Мне хочется еще коснуться одного частного и, казалось бы, совсем второстепенного в церковном деле вопроса о материальном обеспечении духовенства. Вопрос это стоит теперь очень остро, м. б. приближается его невольный кризис, если будет прекращена выдача государственных средств на содержание духовенства и церковных учреждений, если пробудившаяся со стихийной силой у народа жажда брать, но не давать, поведет к отобранию церковно-приходской земли и т.д. Но и помимо этой внешней стихийности уже более чем ясно стало каждому в церкви, что существующий способ обеспечения духовенства в равной мере и недостаточен и унизителен. А если вспомнить то, что было сказано о долге беспощадно бороться с торговлей в нашей церкви как с величайшей язвой нашего быта, то будет достаточно понятно, почему материальный вопрос я ставлю рядом с чисто церковными и даже богослужебным каноном. Для меня решение вопроса о содержании в церкви духовенства и церковных учреждений очень затрудняется признанием начала отделения церкви от государства желательным для интересов церковной жизни. Если так, то ясно, что о государственном жалованьи речи быть почти наверное не может. Единственным выходом является при существовании платного священства в церкви организация обеспечения духовенства самими православными. И здесь я представляю возможность двоякого пути: или каждый приход обеспечивает причт и вносит известную сумму в общецерковный фонд на содержание церковных учреждений; или же все православные обязываются определенным обложением, которое поступает в заведование центрального хозяйственного органа церкви, который ведает вопросами справедливого и равномерного вознаграждения священнослужителей и поддержания церковных учреждений. Последняя форма — централистическая и в известном смысле бюрократическая. Но я лично в материальном вопросе этого бы не страшился и даже предпочел ее. Последнее я сделал бы в силу тех соображений, что при желательности с корнем вырывать начало местничества в церкви и бороться с постоянной переменой приходов и епархий, очень важно установить одинаковые оклады содержания духовенства (вернее равномерные) и ослабить в этом случае возможное неравенство приходов и епархий.

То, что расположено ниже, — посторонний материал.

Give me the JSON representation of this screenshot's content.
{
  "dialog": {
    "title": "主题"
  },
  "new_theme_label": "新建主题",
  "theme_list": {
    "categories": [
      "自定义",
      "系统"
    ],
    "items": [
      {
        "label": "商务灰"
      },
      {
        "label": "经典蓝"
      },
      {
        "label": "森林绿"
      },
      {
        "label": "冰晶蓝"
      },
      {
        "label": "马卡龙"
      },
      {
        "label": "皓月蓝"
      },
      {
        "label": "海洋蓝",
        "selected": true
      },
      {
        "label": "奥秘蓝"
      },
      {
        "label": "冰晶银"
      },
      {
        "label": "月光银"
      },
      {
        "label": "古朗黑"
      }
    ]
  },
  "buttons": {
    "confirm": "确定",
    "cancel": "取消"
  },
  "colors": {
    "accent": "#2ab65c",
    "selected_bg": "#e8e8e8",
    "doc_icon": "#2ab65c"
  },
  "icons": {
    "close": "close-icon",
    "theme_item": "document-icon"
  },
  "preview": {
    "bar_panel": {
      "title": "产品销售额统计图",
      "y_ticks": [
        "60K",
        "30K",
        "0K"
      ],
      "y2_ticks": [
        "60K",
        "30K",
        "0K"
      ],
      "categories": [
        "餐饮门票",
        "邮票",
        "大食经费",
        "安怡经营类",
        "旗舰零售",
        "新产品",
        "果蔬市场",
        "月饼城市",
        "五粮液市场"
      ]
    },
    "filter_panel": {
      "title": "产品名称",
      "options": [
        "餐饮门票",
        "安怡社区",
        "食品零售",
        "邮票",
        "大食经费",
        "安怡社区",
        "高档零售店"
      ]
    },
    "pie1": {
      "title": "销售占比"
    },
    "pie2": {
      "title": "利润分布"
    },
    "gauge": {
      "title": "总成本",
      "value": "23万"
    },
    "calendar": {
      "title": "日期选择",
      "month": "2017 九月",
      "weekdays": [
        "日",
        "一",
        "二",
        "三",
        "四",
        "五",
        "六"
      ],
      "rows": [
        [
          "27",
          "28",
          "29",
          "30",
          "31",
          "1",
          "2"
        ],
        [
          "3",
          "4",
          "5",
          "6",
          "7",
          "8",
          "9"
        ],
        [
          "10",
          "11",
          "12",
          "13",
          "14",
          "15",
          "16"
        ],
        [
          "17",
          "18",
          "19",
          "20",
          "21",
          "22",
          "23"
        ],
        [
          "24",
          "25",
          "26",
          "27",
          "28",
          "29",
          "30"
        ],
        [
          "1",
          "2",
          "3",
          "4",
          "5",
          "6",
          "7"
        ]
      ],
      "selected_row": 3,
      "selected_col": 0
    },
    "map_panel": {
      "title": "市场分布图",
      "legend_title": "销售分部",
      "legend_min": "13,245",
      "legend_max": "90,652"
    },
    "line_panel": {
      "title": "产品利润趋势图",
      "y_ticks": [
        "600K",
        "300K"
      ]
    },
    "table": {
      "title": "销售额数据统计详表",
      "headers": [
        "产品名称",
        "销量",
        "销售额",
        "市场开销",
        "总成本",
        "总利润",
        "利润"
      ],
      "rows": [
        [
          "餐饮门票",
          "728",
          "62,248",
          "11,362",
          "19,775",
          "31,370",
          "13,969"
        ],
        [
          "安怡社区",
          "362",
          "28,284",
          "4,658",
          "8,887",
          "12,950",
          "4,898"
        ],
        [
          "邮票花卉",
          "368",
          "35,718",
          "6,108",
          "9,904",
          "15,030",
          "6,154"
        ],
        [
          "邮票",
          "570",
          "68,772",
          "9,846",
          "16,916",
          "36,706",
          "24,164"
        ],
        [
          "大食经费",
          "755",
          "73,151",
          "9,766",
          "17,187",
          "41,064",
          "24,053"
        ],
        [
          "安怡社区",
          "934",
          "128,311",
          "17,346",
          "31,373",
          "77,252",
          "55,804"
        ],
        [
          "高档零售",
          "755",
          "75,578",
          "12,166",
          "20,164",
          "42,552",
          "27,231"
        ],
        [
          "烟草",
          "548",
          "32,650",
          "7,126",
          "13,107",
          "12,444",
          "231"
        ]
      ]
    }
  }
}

Но не могу сказать, чтобы такое экономическое решение вопроса вполне удовлетворяло церковное чувство и до конца отвечало началу братства в церкви и принципу обще-церковной работы. Этому идеалу церковная устроения, по моему убеждению, отвечает лучше всего идея бесплатного общественного священства, горячо защищаемая и серьезно обоснованная отцом Василием Красносамарским (приходской священник в г. Самаре). Читатели „Христианской мысли" достаточно знакомы с его аргументацией. Для не читателей позволю в общих чертах напомнить основы решения пастырского вопроса о. Василием, к которому и лично я примыкаю.
Бесплатное священство — это такое пастырство в церкви, служение которого непременно должно быть бесплатным, под какими бы формами ни проникала плата за священническій труд. Теперешний порядок "сдельной платы" за исполнение пастырских обязанностей ведет неизбежно к разделению в церкви богатых и бедных, а, главное, является известная противоположность между интересами пастыря и пасомых, как всюду существует эта противоположность между трудом и капиталом. Не спасает положения и постоянное жалованье. Если его будет платить правительство, то оно потребует соответствующих услуг, как и было раньше: услуги много превосходили нищенскую субсидию, получаемую духовенством. Если жалованье будет платить община, хотя бы и при посредстве центрального органа, то все же нужно сохранится источник известной враждебности между интересами пастырей и паствы: ведь жалованье тоже придется взыскивать путем налогов, а последнее — путем репрессий. К тому же наемника всегда контролирует работодатель, и живое пастырское дело будет подавлено внешней регламентацией. Только бесплатное священство гарантирует подлинную свободу пастырского делания, разрушает все перегородки между пастырем и паствой и радикально изгоняет из Церкви начало купли и продажи.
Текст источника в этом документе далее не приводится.